Painel feito por crianças carentes é destaque na Rio+20

Por Da Redação - 20 jun 2012, 17h47

Por Heloisa Aruth Sturm

Rio – Na Cúpula dos Povos, entre a monocromia das grandes tendas brancas de debate, chama a atenção um colorido painel gigante de 96 m2 com 24 desenhos e uma “oração da mata”. A obra é resultado de um trabalho realizado com crianças carentes de uma escola municipal de Joinville (SC) pelo “Cacos da Mata”, um projeto de arte-educação ambiental.

Durante seis semanas, os 1,3 mil alunos da Escola Ada Sant’anna da Silveira tiveram contato com as obras dos artistas Paulo Tajes Lindner e Ana Beatriz Raposo, que criam peças a partir de lonas de caminhão e vidros reciclados. Os estudantes fizeram uma releitura desses trabalhos para decorar a escola. “Eu mudei o meu ateliê pra lá, porque ficava o dia inteiro praticamente com as crianças”, disse Lindner. Da parceria com o comitê catarinense para a Rio+20, da Universidade Federal de Santa Catarina (Ufsc), surgiu a proposta de fazer o painel gigante pintado por algumas dessas crianças.

Alunos do 8º e 9º anos dividiram-se em equipes e escolheram algumas das obras de Lindner para reinterpretarem. Os moradores e comerciantes do bairro de Paranaguamirim, na periferia de Joinville, se solidarizaram com o projeto e doaram dinheiro para a compra de tintas e outros materiais. Com a ajuda do professor de matemática, os alunos ampliaram os desenhos que fizeram em papel sulfite e o transpuseram para o tamanho que aparece no painel. A “oração da mata” é de autoria de Beatriz.
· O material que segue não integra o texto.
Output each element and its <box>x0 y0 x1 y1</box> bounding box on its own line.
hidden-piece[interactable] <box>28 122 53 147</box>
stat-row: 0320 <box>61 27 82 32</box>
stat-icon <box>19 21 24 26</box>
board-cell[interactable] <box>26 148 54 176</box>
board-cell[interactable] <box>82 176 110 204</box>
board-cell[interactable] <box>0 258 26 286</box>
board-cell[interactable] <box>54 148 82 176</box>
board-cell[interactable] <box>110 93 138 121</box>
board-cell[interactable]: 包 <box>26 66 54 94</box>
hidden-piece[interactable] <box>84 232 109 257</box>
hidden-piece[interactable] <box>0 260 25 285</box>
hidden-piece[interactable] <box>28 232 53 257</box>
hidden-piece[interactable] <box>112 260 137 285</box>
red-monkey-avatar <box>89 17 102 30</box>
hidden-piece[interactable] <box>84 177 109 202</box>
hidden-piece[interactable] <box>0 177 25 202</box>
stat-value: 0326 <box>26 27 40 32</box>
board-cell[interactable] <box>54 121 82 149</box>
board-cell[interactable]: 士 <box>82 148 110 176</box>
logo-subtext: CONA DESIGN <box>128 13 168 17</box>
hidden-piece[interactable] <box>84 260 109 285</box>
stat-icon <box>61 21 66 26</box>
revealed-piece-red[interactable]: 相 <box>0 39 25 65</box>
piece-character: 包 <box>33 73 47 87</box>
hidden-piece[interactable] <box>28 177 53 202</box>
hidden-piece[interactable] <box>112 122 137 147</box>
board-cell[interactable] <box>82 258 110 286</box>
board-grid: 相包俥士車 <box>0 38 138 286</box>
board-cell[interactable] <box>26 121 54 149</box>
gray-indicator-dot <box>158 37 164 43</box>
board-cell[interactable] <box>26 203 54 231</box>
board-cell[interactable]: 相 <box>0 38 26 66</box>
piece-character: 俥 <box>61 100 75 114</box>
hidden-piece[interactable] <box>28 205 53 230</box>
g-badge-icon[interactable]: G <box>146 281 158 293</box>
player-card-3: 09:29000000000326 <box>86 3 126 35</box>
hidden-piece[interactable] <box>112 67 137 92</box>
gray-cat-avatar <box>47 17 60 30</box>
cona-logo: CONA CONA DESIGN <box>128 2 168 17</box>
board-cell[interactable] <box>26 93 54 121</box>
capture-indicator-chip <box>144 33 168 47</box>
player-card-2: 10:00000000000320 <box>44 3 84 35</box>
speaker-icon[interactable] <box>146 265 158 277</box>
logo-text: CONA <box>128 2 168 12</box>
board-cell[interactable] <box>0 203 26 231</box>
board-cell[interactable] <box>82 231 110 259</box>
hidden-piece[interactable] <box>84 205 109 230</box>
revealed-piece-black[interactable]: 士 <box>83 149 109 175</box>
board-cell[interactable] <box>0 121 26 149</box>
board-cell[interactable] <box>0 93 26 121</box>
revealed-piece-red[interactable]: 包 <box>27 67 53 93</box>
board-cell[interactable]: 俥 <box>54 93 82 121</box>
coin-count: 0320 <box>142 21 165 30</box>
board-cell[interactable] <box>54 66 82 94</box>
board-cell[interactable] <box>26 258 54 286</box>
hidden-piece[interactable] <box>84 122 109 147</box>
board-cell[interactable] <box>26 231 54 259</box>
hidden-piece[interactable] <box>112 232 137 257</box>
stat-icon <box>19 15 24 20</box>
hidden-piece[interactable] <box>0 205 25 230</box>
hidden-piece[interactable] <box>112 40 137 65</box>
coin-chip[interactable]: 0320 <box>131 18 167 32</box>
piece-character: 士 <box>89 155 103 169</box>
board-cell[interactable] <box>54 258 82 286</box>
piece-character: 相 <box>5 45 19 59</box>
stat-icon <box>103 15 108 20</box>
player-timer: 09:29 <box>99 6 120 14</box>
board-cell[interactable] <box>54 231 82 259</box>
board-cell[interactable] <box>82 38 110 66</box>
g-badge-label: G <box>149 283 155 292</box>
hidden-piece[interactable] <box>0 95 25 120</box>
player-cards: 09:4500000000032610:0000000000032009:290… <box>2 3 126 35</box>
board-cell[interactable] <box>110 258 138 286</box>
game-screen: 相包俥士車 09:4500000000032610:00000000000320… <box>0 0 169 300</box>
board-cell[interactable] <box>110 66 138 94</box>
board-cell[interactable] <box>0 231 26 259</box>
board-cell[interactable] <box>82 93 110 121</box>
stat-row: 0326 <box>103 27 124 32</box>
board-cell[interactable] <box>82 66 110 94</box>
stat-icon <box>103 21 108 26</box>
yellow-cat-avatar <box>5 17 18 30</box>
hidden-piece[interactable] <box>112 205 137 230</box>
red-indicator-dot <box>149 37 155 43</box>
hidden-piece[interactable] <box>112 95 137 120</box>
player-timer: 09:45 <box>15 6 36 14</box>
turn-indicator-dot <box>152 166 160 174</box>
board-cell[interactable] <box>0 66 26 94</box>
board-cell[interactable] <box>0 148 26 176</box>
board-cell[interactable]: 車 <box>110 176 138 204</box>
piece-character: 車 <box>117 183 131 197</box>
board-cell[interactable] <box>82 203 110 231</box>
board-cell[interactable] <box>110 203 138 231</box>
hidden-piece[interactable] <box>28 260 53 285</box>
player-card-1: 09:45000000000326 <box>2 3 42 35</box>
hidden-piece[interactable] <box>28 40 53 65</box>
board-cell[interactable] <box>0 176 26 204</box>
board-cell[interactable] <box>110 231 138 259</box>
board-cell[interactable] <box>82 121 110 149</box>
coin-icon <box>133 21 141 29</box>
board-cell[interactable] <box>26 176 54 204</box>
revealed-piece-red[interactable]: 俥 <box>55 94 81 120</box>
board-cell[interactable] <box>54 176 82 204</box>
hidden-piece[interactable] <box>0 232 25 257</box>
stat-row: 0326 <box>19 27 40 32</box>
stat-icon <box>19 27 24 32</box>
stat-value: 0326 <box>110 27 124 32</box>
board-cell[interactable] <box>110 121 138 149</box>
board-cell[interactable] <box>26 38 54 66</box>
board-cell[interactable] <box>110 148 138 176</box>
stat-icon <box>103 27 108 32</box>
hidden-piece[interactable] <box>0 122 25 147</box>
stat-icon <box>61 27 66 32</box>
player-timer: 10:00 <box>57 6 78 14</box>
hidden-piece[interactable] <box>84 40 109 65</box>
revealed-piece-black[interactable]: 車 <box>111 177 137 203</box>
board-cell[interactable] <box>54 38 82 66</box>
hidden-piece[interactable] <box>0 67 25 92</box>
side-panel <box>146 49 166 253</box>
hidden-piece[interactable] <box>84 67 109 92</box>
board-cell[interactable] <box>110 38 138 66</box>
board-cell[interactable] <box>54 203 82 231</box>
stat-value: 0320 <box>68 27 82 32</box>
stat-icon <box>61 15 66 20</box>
Na volta para casa, Lindner pretende fazer uma exposição do painel na cidade. “Queremos fazer algo para prestigiar essas crianças, porque a gente plantou uma semente e isso pode ter um resultado incrível na comunidade”. O “coquetel” de lançamento terá direito a suco, cachorro-quente e pipoca para os alunos.

“Por meio da arte nós buscamos provocar uma reflexão das pessoas sobre a importância das florestas para a qualidade de vida das presentes e futuras gerações”, disse o artista, que há anos atua na preservação da Serra Dona Francisca, remanescente de Mata Atlântica na região catarinense.